Conversely, a number of physiological aberrancies that have been observed after loss of core autophagy protein function correlate with ER dysregulation. One explanation is that loss of general autophagy, or selective autophagy pathways other than ER-phagy, might indirectly impact on the ER. However, ER-phagy deficiency per se may directly underpin such phenotypes. Situations where the potential role of ER-phagy should be tested include in mouse chondrocytes, where Atg7 is required to prevent PC accumulating within the lumen of the ER, raising the possibility that ER-phagy is critical for bone growth and homeostasis [131]. Similarly, Atg5 is required in T cells to limit the volume of the ER. Defective calcium signaling is also seen in Atg5-deficient T cells [132]. This suggests that ER-phagy might influence lymphocyte calcium signaling and immune function. Again, discovery of an ER-phagy receptor implicated in this process would give the hypothesis credence. Finally, Atg5 is required for restraint of ER expansion and immunoglobulin (Ig) synthesis in plasma cells (plasma cells are Ig-secreting cells formed after activation of B cells during infection). Here, autophagy appears to balance beneficial Ig synthesis against the elevated ER stress and consequent UPR-associated plasma cell death linked to overproduction of Ig [133]. Interestingly, CCPG1 expression is markedly increased during formation of plasma cells, so it is a strong candidate receptor to test here [134].

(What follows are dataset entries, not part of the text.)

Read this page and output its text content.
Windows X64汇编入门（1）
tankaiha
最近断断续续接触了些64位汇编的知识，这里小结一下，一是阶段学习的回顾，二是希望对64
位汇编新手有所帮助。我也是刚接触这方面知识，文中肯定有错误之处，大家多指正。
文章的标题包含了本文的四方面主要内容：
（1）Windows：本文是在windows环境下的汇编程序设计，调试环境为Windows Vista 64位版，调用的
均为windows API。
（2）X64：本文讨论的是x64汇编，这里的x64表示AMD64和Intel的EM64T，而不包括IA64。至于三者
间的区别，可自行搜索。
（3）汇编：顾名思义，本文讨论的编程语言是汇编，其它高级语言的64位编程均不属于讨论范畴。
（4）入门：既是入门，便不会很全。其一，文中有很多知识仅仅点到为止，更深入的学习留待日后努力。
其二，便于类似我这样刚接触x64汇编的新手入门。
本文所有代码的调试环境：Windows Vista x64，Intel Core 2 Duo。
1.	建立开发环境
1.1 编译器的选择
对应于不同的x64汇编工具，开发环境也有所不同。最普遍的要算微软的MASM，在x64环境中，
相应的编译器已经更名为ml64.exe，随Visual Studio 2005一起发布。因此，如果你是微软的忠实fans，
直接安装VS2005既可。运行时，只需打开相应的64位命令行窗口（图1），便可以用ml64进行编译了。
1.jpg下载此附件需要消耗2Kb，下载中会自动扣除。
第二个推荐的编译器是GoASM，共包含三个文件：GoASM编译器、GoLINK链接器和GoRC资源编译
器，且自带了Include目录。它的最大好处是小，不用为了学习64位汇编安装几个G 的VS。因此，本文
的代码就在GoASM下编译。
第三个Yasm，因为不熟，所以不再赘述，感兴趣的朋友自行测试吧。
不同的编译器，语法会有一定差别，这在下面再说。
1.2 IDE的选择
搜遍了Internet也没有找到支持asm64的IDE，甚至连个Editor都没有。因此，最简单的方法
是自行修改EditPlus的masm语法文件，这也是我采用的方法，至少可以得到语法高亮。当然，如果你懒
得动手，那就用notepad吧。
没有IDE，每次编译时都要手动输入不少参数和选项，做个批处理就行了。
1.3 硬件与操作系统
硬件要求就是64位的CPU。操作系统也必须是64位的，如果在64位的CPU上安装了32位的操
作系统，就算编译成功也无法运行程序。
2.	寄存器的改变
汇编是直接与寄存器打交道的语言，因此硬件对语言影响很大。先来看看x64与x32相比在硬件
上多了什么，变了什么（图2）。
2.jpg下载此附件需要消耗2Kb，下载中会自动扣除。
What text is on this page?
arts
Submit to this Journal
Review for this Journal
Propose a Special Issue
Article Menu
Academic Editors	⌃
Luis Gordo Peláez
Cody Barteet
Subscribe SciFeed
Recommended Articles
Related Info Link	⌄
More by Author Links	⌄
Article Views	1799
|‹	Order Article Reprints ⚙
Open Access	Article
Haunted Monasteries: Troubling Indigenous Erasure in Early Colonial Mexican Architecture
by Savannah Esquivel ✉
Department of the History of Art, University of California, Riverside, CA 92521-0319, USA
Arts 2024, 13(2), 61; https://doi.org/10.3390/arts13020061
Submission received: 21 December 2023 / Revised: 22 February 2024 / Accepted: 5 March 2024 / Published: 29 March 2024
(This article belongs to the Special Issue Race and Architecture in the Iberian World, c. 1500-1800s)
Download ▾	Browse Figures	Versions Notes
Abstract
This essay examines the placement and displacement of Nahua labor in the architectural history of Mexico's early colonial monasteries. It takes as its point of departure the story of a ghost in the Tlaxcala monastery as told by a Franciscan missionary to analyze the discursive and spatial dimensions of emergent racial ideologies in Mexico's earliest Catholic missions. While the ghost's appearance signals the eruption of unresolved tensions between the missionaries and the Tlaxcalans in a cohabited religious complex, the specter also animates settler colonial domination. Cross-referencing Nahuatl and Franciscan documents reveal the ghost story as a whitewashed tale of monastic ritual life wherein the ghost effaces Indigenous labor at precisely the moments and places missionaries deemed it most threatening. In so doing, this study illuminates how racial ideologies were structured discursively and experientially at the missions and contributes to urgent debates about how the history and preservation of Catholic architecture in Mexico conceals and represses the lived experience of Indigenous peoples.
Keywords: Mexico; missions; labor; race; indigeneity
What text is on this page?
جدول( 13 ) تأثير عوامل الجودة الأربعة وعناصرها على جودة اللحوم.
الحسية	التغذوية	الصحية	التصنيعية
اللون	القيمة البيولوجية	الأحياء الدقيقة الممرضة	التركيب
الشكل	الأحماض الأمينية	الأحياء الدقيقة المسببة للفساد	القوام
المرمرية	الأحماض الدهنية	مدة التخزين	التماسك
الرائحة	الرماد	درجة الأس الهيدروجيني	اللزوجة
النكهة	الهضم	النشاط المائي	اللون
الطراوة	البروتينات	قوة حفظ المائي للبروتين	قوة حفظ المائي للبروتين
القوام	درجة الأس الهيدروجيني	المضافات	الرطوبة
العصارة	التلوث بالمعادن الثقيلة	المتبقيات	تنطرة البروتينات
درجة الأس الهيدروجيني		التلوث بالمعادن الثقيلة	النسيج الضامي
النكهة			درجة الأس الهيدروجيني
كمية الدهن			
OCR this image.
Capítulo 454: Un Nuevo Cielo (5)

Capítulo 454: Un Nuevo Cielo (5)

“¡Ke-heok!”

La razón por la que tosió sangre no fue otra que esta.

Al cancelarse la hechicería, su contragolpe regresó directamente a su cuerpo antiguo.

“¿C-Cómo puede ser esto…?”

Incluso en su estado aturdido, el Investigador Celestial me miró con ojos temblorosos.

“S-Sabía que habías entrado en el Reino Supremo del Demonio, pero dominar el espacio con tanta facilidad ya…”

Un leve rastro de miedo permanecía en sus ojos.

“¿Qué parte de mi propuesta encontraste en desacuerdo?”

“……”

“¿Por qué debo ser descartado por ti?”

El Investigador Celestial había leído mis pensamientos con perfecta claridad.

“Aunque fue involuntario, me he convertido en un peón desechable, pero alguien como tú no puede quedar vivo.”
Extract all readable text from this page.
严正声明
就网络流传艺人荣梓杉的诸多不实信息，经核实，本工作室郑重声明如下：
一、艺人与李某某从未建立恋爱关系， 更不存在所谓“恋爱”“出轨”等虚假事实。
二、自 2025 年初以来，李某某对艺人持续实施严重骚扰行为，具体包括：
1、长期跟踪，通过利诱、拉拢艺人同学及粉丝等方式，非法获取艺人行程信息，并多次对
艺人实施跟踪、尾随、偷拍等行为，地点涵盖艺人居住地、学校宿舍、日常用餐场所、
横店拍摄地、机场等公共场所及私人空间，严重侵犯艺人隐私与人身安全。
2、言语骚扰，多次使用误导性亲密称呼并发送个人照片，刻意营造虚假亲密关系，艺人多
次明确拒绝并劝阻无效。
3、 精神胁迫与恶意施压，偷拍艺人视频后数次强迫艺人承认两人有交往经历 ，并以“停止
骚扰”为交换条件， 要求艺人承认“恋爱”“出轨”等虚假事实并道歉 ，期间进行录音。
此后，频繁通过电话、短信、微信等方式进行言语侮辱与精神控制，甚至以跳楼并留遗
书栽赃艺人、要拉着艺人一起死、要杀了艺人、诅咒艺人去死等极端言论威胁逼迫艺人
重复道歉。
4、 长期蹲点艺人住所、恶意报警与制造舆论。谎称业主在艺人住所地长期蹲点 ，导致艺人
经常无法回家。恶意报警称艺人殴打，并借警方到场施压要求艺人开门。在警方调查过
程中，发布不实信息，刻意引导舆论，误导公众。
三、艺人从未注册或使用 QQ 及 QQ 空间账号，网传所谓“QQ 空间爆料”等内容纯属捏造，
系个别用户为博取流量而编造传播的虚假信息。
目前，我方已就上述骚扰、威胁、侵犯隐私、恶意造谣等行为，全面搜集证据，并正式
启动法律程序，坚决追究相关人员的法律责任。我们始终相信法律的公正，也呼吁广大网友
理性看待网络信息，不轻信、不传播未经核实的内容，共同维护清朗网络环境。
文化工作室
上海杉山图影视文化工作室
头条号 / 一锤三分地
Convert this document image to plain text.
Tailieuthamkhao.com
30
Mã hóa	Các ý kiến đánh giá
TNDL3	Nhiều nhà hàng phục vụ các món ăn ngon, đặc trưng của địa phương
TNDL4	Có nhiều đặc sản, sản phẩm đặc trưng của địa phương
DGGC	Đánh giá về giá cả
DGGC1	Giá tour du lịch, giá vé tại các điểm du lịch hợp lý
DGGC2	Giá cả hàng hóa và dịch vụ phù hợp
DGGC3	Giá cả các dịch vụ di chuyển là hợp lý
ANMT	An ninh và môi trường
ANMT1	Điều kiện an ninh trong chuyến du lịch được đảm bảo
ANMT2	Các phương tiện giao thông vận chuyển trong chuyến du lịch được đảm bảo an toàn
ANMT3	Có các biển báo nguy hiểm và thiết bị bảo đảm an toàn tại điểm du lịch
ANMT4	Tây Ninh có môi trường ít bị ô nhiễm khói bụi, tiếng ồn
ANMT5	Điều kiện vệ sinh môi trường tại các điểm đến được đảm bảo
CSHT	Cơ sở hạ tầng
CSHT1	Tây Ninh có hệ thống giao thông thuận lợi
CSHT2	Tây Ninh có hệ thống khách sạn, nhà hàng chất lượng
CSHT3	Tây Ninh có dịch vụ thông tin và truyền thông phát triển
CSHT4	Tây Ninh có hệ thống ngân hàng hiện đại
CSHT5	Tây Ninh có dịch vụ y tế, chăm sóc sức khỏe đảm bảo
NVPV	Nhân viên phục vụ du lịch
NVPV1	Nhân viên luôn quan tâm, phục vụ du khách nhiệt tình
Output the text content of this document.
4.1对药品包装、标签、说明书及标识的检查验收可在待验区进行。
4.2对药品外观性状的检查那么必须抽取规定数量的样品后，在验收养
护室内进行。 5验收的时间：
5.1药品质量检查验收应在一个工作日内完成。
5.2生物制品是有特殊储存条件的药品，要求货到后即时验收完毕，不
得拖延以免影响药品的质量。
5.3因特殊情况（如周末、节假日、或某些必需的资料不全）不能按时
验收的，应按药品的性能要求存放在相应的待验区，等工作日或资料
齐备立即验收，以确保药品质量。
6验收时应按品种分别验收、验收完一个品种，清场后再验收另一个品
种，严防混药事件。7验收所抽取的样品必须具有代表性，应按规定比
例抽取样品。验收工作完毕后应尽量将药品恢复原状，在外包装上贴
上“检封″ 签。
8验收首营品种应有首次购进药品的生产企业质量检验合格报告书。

Perspective: Translational Application of ER-Phagy Knowledge

This review has outlined mechanisms of ER-phagy and its role in disease. In addition to addressing shortcomings in our understanding of these, the other major challenge for the future is to consider translational aspects of the knowledge generated. Specifically, understanding of ER-phagy mechanism and function across the vista of potential health and disease settings, including identification of all involved molecules, will stimulate efforts for therapeutic intervention. Which molecules within the ER-phagy pathway might constitute therapeutically beneficial, druggable targets? In the majority of scenarios described thus far, upregulation of ER-phagy would be desirable. It may be possible to develop agents to activate scaffold molecules, such as ER-phagy receptors. However, this may prove difficult and the relative ease of identifying enzymatic activities for drug targeting underscores the need to identify signaling pathways negatively regulating ER-phagy. In addition, where ER-phagy networks are known to be directly suppressed by mutation or downregulation of a core component, for example, as occurs with FAM134B in HSAN type II, it could be useful to target residual ER-phagy activities. For instance, could strategies be developed to activate the expression or activity of redundant receptors, ordinarily active at low levels in the relevant cell type, to compensate for loss-of-function of the main pathway? In some instances, it may be that discrete cellular machineries such as ERAD or ERLAD, or microER-phagy, could be upregulated to compensate. Also, in the era of personalized medicine, genome editing techniques, for example, those based on CRISPR/Cas9 technology, might allow correction of loss-of-function mutations in ER-phagy proteins in sufficient numbers of cells, or in stem cells, in order to ameliorate the disease phenotype. Finally, in other scenarios, inhibition of ER-phagy may have some benefit. For example, if SEC62 amplification in cancer does permit aberrant cancer cell survival, inhibition of this pathway could be envisaged as a therapeutic option.

Conclusion

In analogy to other forms of selective autophagy, such as mitophagy and xenophagy, efforts to uncover the fundamental mechanistic principles and functions of the emergent process of selective ER-phagy will benefit human health.